Mary Beth Lehmanowsky teaches working professionals. All are graduate students and most are working full-time jobs in K-12 schools. Her students are spinning many plates, often raising families as they try to advance their careers by completing a graduate degree. The last thing they need is drudgery.
“Modeling joyful work is important,” says Lehmanowsy, who is in her seventh year as a professor of practice in the Department of Educational Administration at Nebraska. “There’s enough crap in the world, and it doesn’t have to be that way.”
She admits that creating a fun learning experience is partly selfish. “I like to have fun, too,” she laughs. But more than that, she wants her students to see that learning can be and should be fun. Because it matters.
I think fun makes learning better. It makes ideas stick better. It makes you want to do more. It makes you energized, and you can carry that with you to other places.
My students are achievers. They say my classes are hard, but rigor doesn’t have to rigid.
By sharing those stories, students often figure out solutions with their classmates. Lehmanowsky builds learning communities where students feel safe to share their struggles and perceived failures. Those communities provide validation, support and suggestions. Sometimes Lehmanowsky will offer a nugget of wisdom from her experience, but she says, “I’d rather it be their stories and not mine.”
Lehmanowsky knows it doesn’t take long for things to change in education. New problems and challenges are the norm. So, she probes her students to bring out the relevant issues and focuses discussion around meaningful solutions. She also calls on her network of current school administrators to share their experiences and successes.

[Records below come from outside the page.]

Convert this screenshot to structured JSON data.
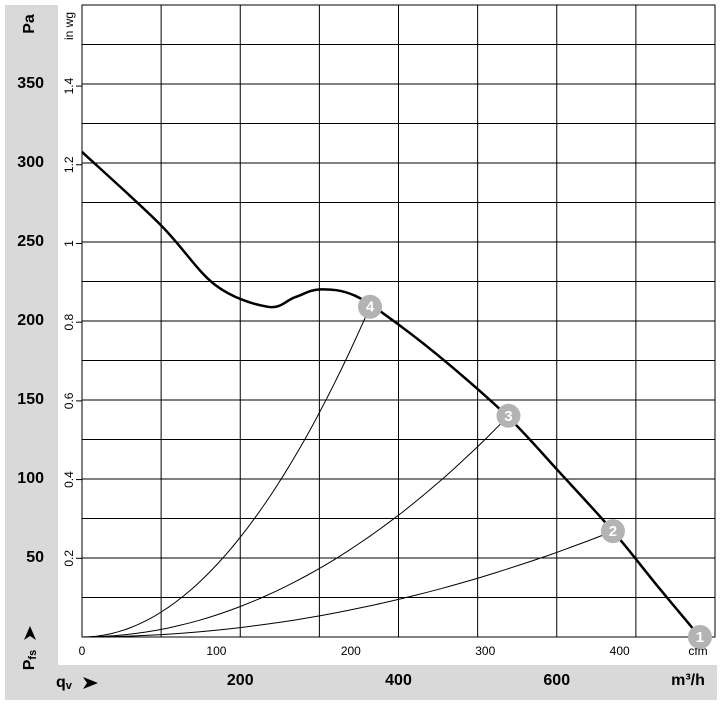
{
  "chart_data": {
    "type": "line",
    "y_label": "Pa",
    "y2_label": "in wg",
    "y_symbol": "P",
    "y_symbol_sub": "fs",
    "x_symbol": "q",
    "x_symbol_sub": "v",
    "x_label": "m³/h",
    "x2_label": "cfm",
    "xlim": [
      0,
      800
    ],
    "xticks": [
      200,
      400,
      600
    ],
    "xgrid": [
      100,
      200,
      300,
      400,
      500,
      600,
      700
    ],
    "x2lim": [
      0,
      470.9
    ],
    "x2ticks": [
      0,
      100,
      200,
      300,
      400
    ],
    "ylim": [
      0,
      400
    ],
    "yticks": [
      50,
      100,
      150,
      200,
      250,
      300,
      350
    ],
    "ygrid": [
      25,
      50,
      75,
      100,
      125,
      150,
      175,
      200,
      225,
      250,
      275,
      300,
      325,
      350,
      375
    ],
    "y2lim": [
      0,
      1.606
    ],
    "y2ticks": [
      0.2,
      0.4,
      0.6,
      0.8,
      1,
      1.2,
      1.4
    ],
    "curve": {
      "color": "#000000",
      "x": [
        0,
        99,
        168,
        235,
        269,
        301,
        345,
        402,
        465,
        539,
        604,
        671,
        731,
        781
      ],
      "values": [
        307,
        261,
        223,
        209,
        215,
        220,
        216,
        197,
        172,
        139,
        104,
        67,
        30,
        0
      ]
    },
    "system_color": "#000000",
    "point_color": "#b3b3b3",
    "operating_points": [
      {
        "label": "1",
        "x": 781,
        "value": 0
      },
      {
        "label": "2",
        "x": 671,
        "value": 67
      },
      {
        "label": "3",
        "x": 539,
        "value": 140
      },
      {
        "label": "4",
        "x": 364,
        "value": 209
      }
    ]
  }
}
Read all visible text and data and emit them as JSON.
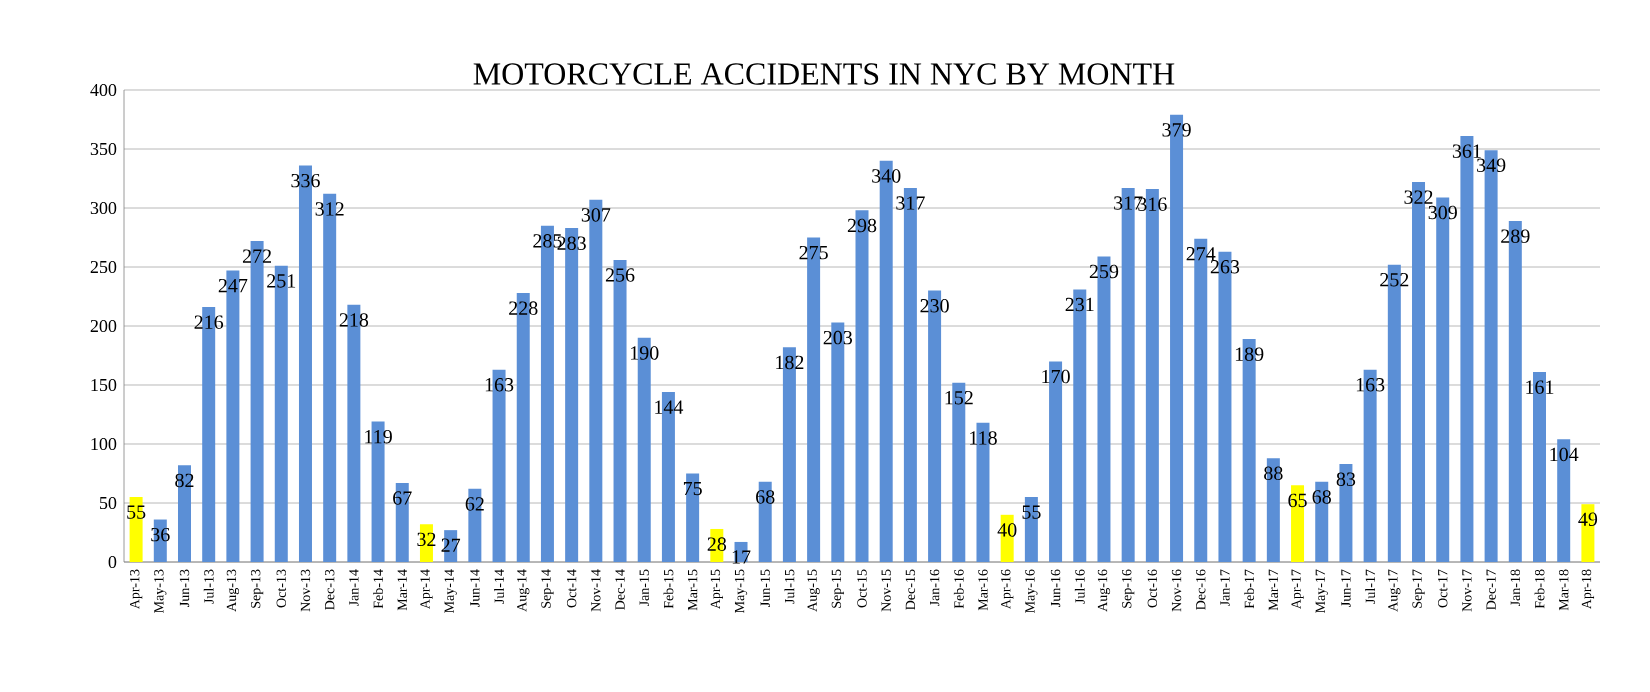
{
  "chart_data": {
    "type": "bar",
    "title": "MOTORCYCLE ACCIDENTS IN NYC BY MONTH",
    "categories": [
      "Apr-13",
      "May-13",
      "Jun-13",
      "Jul-13",
      "Aug-13",
      "Sep-13",
      "Oct-13",
      "Nov-13",
      "Dec-13",
      "Jan-14",
      "Feb-14",
      "Mar-14",
      "Apr-14",
      "May-14",
      "Jun-14",
      "Jul-14",
      "Aug-14",
      "Sep-14",
      "Oct-14",
      "Nov-14",
      "Dec-14",
      "Jan-15",
      "Feb-15",
      "Mar-15",
      "Apr-15",
      "May-15",
      "Jun-15",
      "Jul-15",
      "Aug-15",
      "Sep-15",
      "Oct-15",
      "Nov-15",
      "Dec-15",
      "Jan-16",
      "Feb-16",
      "Mar-16",
      "Apr-16",
      "May-16",
      "Jun-16",
      "Jul-16",
      "Aug-16",
      "Sep-16",
      "Oct-16",
      "Nov-16",
      "Dec-16",
      "Jan-17",
      "Feb-17",
      "Mar-17",
      "Apr-17",
      "May-17",
      "Jun-17",
      "Jul-17",
      "Aug-17",
      "Sep-17",
      "Oct-17",
      "Nov-17",
      "Dec-17",
      "Jan-18",
      "Feb-18",
      "Mar-18",
      "Apr-18"
    ],
    "values": [
      55,
      36,
      82,
      216,
      247,
      272,
      251,
      336,
      312,
      218,
      119,
      67,
      32,
      27,
      62,
      163,
      228,
      285,
      283,
      307,
      256,
      190,
      144,
      75,
      28,
      17,
      68,
      182,
      275,
      203,
      298,
      340,
      317,
      230,
      152,
      118,
      40,
      55,
      170,
      231,
      259,
      317,
      316,
      379,
      274,
      263,
      189,
      88,
      65,
      68,
      83,
      163,
      252,
      322,
      309,
      361,
      349,
      289,
      161,
      104,
      49
    ],
    "colors": [
      "#ffff00",
      "#5b8fd6",
      "#5b8fd6",
      "#5b8fd6",
      "#5b8fd6",
      "#5b8fd6",
      "#5b8fd6",
      "#5b8fd6",
      "#5b8fd6",
      "#5b8fd6",
      "#5b8fd6",
      "#5b8fd6",
      "#ffff00",
      "#5b8fd6",
      "#5b8fd6",
      "#5b8fd6",
      "#5b8fd6",
      "#5b8fd6",
      "#5b8fd6",
      "#5b8fd6",
      "#5b8fd6",
      "#5b8fd6",
      "#5b8fd6",
      "#5b8fd6",
      "#ffff00",
      "#5b8fd6",
      "#5b8fd6",
      "#5b8fd6",
      "#5b8fd6",
      "#5b8fd6",
      "#5b8fd6",
      "#5b8fd6",
      "#5b8fd6",
      "#5b8fd6",
      "#5b8fd6",
      "#5b8fd6",
      "#ffff00",
      "#5b8fd6",
      "#5b8fd6",
      "#5b8fd6",
      "#5b8fd6",
      "#5b8fd6",
      "#5b8fd6",
      "#5b8fd6",
      "#5b8fd6",
      "#5b8fd6",
      "#5b8fd6",
      "#5b8fd6",
      "#ffff00",
      "#5b8fd6",
      "#5b8fd6",
      "#5b8fd6",
      "#5b8fd6",
      "#5b8fd6",
      "#5b8fd6",
      "#5b8fd6",
      "#5b8fd6",
      "#5b8fd6",
      "#5b8fd6",
      "#5b8fd6",
      "#ffff00"
    ],
    "ylim": [
      0,
      400
    ],
    "yticks": [
      0,
      50,
      100,
      150,
      200,
      250,
      300,
      350,
      400
    ],
    "grid": "y",
    "data_labels": true
  }
}
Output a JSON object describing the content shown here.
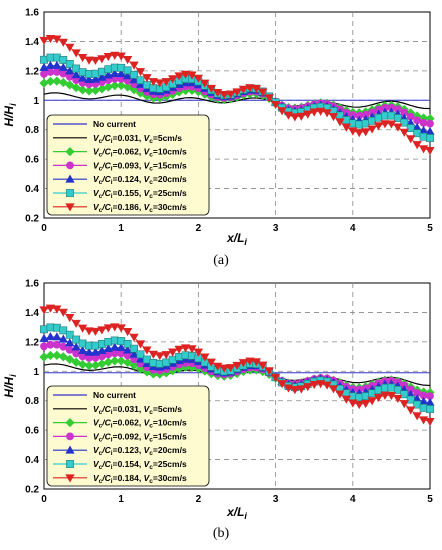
{
  "chart_data": [
    {
      "type": "line",
      "caption": "(a)",
      "xlabel": "x/L",
      "xlabel_sub": "i",
      "ylabel": "H/H",
      "ylabel_sub": "i",
      "xlim": [
        0,
        5
      ],
      "ylim": [
        0.2,
        1.6
      ],
      "xticks": [
        "0",
        "1",
        "2",
        "3",
        "4",
        "5"
      ],
      "yticks": [
        "0.2",
        "0.4",
        "0.6",
        "0.8",
        "1",
        "1.2",
        "1.4",
        "1.6"
      ],
      "grid": "dashed",
      "legend_position": "bottom-left",
      "series": [
        {
          "name": "No current",
          "color": "#3333cc",
          "marker": "none",
          "start": 1.0,
          "end": 1.0,
          "mid": 1.0,
          "amp": 0
        },
        {
          "name_parts": [
            "V",
            "c",
            "/C",
            "i",
            "=0.031, ",
            "V",
            "c",
            "=5cm/s"
          ],
          "color": "#000000",
          "marker": "none",
          "start": 1.03,
          "mid": 1.0,
          "end": 0.96,
          "amp": 0.02
        },
        {
          "name_parts": [
            "V",
            "c",
            "/C",
            "i",
            "=0.062, ",
            "V",
            "c",
            "=10cm/s"
          ],
          "color": "#33cc33",
          "marker": "diamond",
          "start": 1.1,
          "mid": 1.04,
          "end": 0.9,
          "amp": 0.03
        },
        {
          "name_parts": [
            "V",
            "c",
            "/C",
            "i",
            "=0.093, ",
            "V",
            "c",
            "=15cm/s"
          ],
          "color": "#cc33cc",
          "marker": "circle",
          "start": 1.16,
          "mid": 1.06,
          "end": 0.87,
          "amp": 0.035
        },
        {
          "name_parts": [
            "V",
            "c",
            "/C",
            "i",
            "=0.124, ",
            "V",
            "c",
            "=20cm/s"
          ],
          "color": "#2233cc",
          "marker": "triangle",
          "start": 1.2,
          "mid": 1.08,
          "end": 0.82,
          "amp": 0.04
        },
        {
          "name_parts": [
            "V",
            "c",
            "/C",
            "i",
            "=0.155, ",
            "V",
            "c",
            "=25cm/s"
          ],
          "color": "#33cccc",
          "marker": "square",
          "start": 1.25,
          "mid": 1.1,
          "end": 0.78,
          "amp": 0.045
        },
        {
          "name_parts": [
            "V",
            "c",
            "/C",
            "i",
            "=0.186, ",
            "V",
            "c",
            "=30cm/s"
          ],
          "color": "#dd2222",
          "marker": "triangle-down",
          "start": 1.38,
          "mid": 1.12,
          "end": 0.7,
          "amp": 0.05
        }
      ]
    },
    {
      "type": "line",
      "caption": "(b)",
      "xlabel": "x/L",
      "xlabel_sub": "i",
      "ylabel": "H/H",
      "ylabel_sub": "i",
      "xlim": [
        0,
        5
      ],
      "ylim": [
        0.2,
        1.6
      ],
      "xticks": [
        "0",
        "1",
        "2",
        "3",
        "4",
        "5"
      ],
      "yticks": [
        "0.2",
        "0.4",
        "0.6",
        "0.8",
        "1",
        "1.2",
        "1.4",
        "1.6"
      ],
      "grid": "dashed",
      "legend_position": "bottom-left",
      "series": [
        {
          "name": "No current",
          "color": "#3333cc",
          "marker": "none",
          "start": 0.99,
          "end": 0.99,
          "mid": 0.99,
          "amp": 0
        },
        {
          "name_parts": [
            "V",
            "c",
            "/C",
            "i",
            "=0.031, ",
            "V",
            "c",
            "=5cm/s"
          ],
          "color": "#000000",
          "marker": "none",
          "start": 1.03,
          "mid": 0.99,
          "end": 0.92,
          "amp": 0.02
        },
        {
          "name_parts": [
            "V",
            "c",
            "/C",
            "i",
            "=0.062, ",
            "V",
            "c",
            "=10cm/s"
          ],
          "color": "#33cc33",
          "marker": "diamond",
          "start": 1.08,
          "mid": 1.0,
          "end": 0.88,
          "amp": 0.03
        },
        {
          "name_parts": [
            "V",
            "c",
            "/C",
            "i",
            "=0.092, ",
            "V",
            "c",
            "=15cm/s"
          ],
          "color": "#cc33cc",
          "marker": "circle",
          "start": 1.15,
          "mid": 1.02,
          "end": 0.86,
          "amp": 0.035
        },
        {
          "name_parts": [
            "V",
            "c",
            "/C",
            "i",
            "=0.123, ",
            "V",
            "c",
            "=20cm/s"
          ],
          "color": "#2233cc",
          "marker": "triangle",
          "start": 1.2,
          "mid": 1.04,
          "end": 0.82,
          "amp": 0.04
        },
        {
          "name_parts": [
            "V",
            "c",
            "/C",
            "i",
            "=0.154, ",
            "V",
            "c",
            "=25cm/s"
          ],
          "color": "#33cccc",
          "marker": "square",
          "start": 1.26,
          "mid": 1.06,
          "end": 0.78,
          "amp": 0.045
        },
        {
          "name_parts": [
            "V",
            "c",
            "/C",
            "i",
            "=0.184, ",
            "V",
            "c",
            "=30cm/s"
          ],
          "color": "#dd2222",
          "marker": "triangle-down",
          "start": 1.39,
          "mid": 1.1,
          "end": 0.7,
          "amp": 0.05
        }
      ]
    }
  ]
}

Make it fun. Provide a platform for students to share their story. Keep it relevant. It’s a formula that Lehmanowsky uses to successfully prepare the next generation of Nebraska school leaders. But there’s one more component. Flexibility.
When one of those spinning plates comes crashing down, Lehmanowsky’s students know they have someone in their corner who’s going to help pick up the pieces and support them, until they’re able to start spinning again.